Everybody sins. A normal human being simply cannot live a life without sin. Jimmy Carter famously pointed out — in an interview with Playboy Magazine, of all places — that a man, seeing an attractive woman, will lust in his heart, meaning more generally, that sin cannot be avoided. The general principle applies to every man and every woman. You will covet, for example; there's no stopping it completely. In your life, you will see something that belongs to someone else and want it.
But if we all sin, time and time again, how can we possibly expect that God will not judge us guilty and condemn us? It is because we are justified by our faith in Christ. But what does this actually mean?
"Justify" can be a confusing word.
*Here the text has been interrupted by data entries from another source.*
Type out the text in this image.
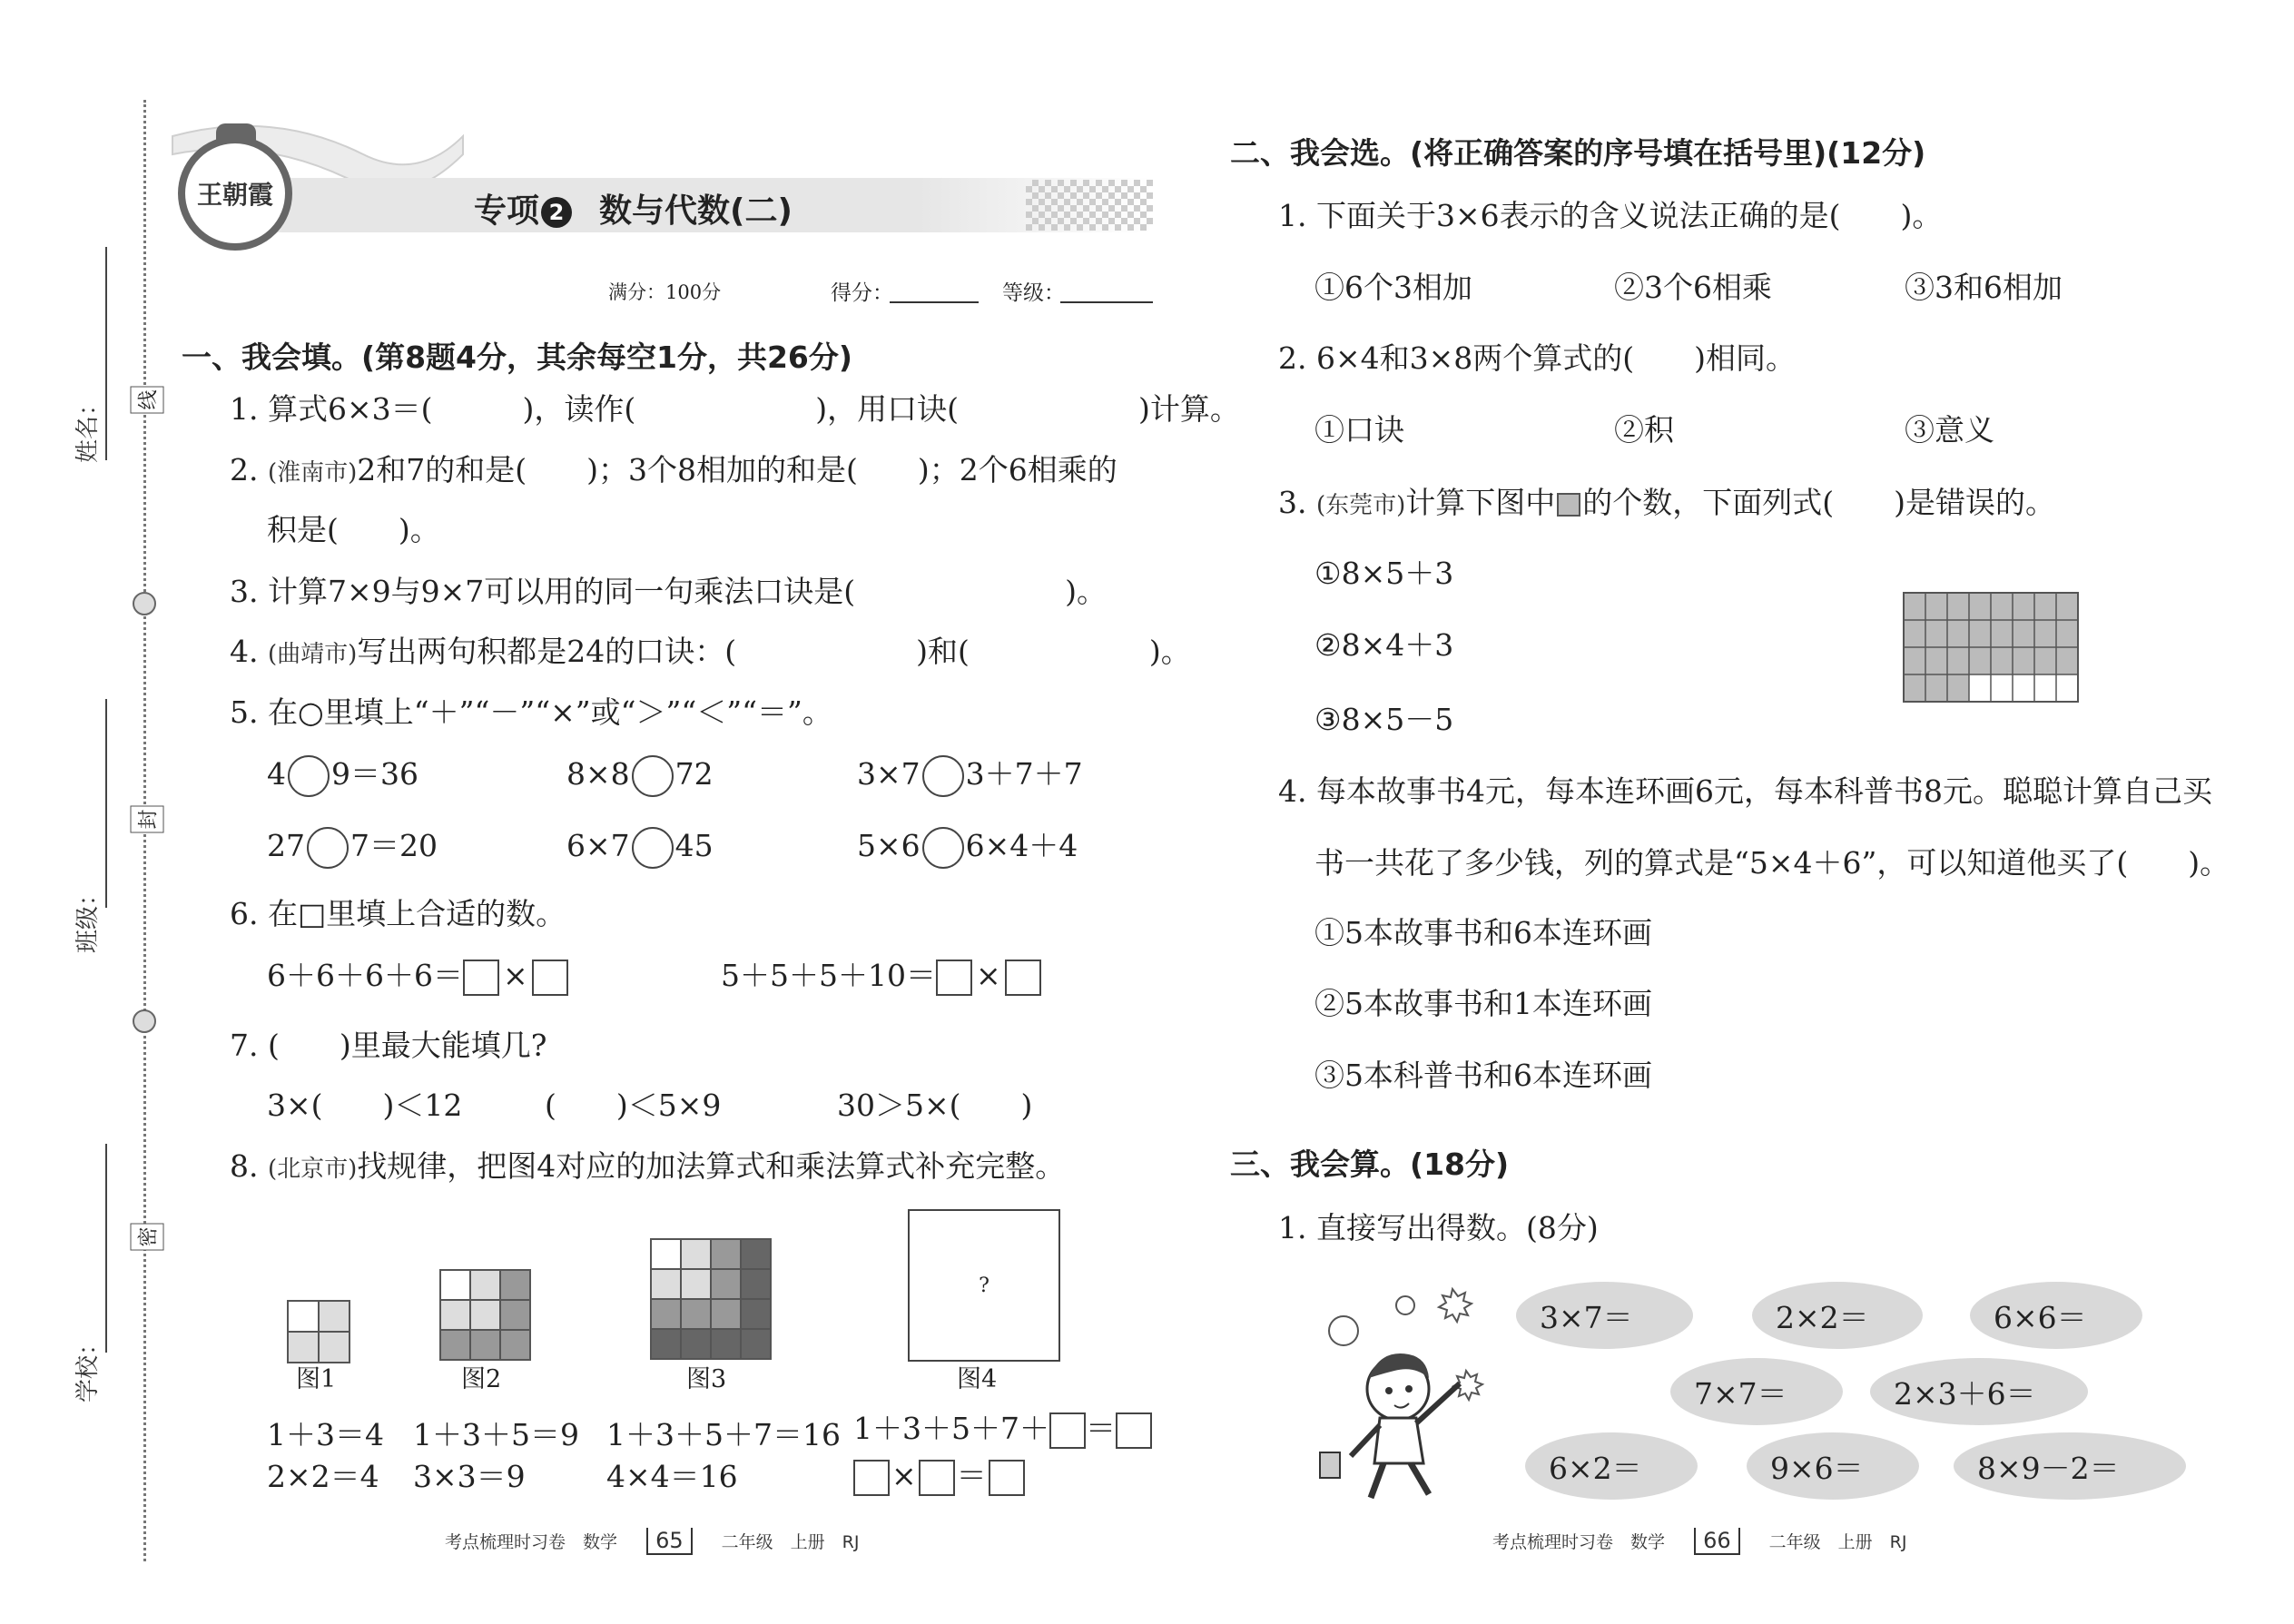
姓名：
班级：
学校：
线
封
密
王朝霞	专项 2 数与代数(二)
满分：100分	得分：	等级：
一、我会填。(第8题4分，其余每空1分，共26分)
1. 算式6×3＝(　　　)，读作(　　　　　　)，用口诀(　　　　　　)计算。
2. (淮南市)2和7的和是(　　)；3个8相加的和是(　　)；2个6相乘的
积是(　　)。
3. 计算7×9与9×7可以用的同一句乘法口诀是(　　　　　　　)。
4. (曲靖市)写出两句积都是24的口诀：(　　　　　　)和(　　　　　　)。
5. 在○里填上“＋”“－”“×”或“＞”“＜”“＝”。
4 9＝36	8×8 72	3×7 3＋7＋7
27 7＝20	6×7 45	5×6 6×4＋4
6. 在□里填上合适的数。
6＋6＋6＋6＝ ×	5＋5＋5＋10＝ ×
7. (　　)里最大能填几?
3×(　　)＜12	(　　)＜5×9	30＞5×(　　)
8. (北京市)找规律，把图4对应的加法算式和乘法算式补充完整。
?
图1	图2	图3	图4
1＋3＝4 1＋3＋5＝9 1＋3＋5＋7＝16 1＋3＋5＋7＋ ＝
2×2＝4 3×3＝9	4×4＝16	× ＝
考点梳理时习卷　数学 65 二年级　上册　RJ
二、我会选。(将正确答案的序号填在括号里)(12分)
1. 下面关于3×6表示的含义说法正确的是(　　)。
①6个3相加	②3个6相乘	③3和6相加
2. 6×4和3×8两个算式的(　　)相同。
①口诀	②积	③意义
3. (东莞市)计算下图中 的个数，下面列式(　　)是错误的。
①8×5＋3
②8×4＋3
③8×5－5
4. 每本故事书4元，每本连环画6元，每本科普书8元。聪聪计算自己买
书一共花了多少钱，列的算式是“5×4＋6”，可以知道他买了(　　)。
①5本故事书和6本连环画
②5本故事书和1本连环画
③5本科普书和6本连环画
三、我会算。(18分)
1. 直接写出得数。(8分)
3×7＝	2×2＝	6×6＝
7×7＝	2×3＋6＝
6×2＝	9×6＝	8×9－2＝
考点梳理时习卷　数学 66 二年级　上册　RJ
It is one of those words you hear in church or Bible study and probably are willing to put it in a category of "religious words that I don't really understand precisely but get the general drift". But it is not that hard to understand exactly how "justify" is used in the Bible, because the term is still used today in daily life.
"Justify" usually refers to a specific instance of conduct that looks like it is wrong — illegal, immoral, or contrary to a rule. We justify our conduct if we show a reason why we are not guilty. Self-defense is justification for homicide; a person will go to prison for intentionally killing someone, but if he proves that the only reason he did it was that the victim was trying to kill him, he is justified. He is therefore innocent.
Getting back to Romans, we will one day appear before God to be judged. Unfortunately, our record will contain countless inexcusable sins. We will be guilty, and we will be subject to God's wrath. God is not going to accept "it is my nature" — that is what Paul proved in the first two chapters of Romans.
But "We have an advocate with the Father, Jesus Christ the righteous." (John 2:1. Christ will speak up for us. Although we are guilty of sin, every sin will be justified — Christ will provide justification for us, by grace. And by our faith in Him, we will be found innocent of the sin we have committed in our lives.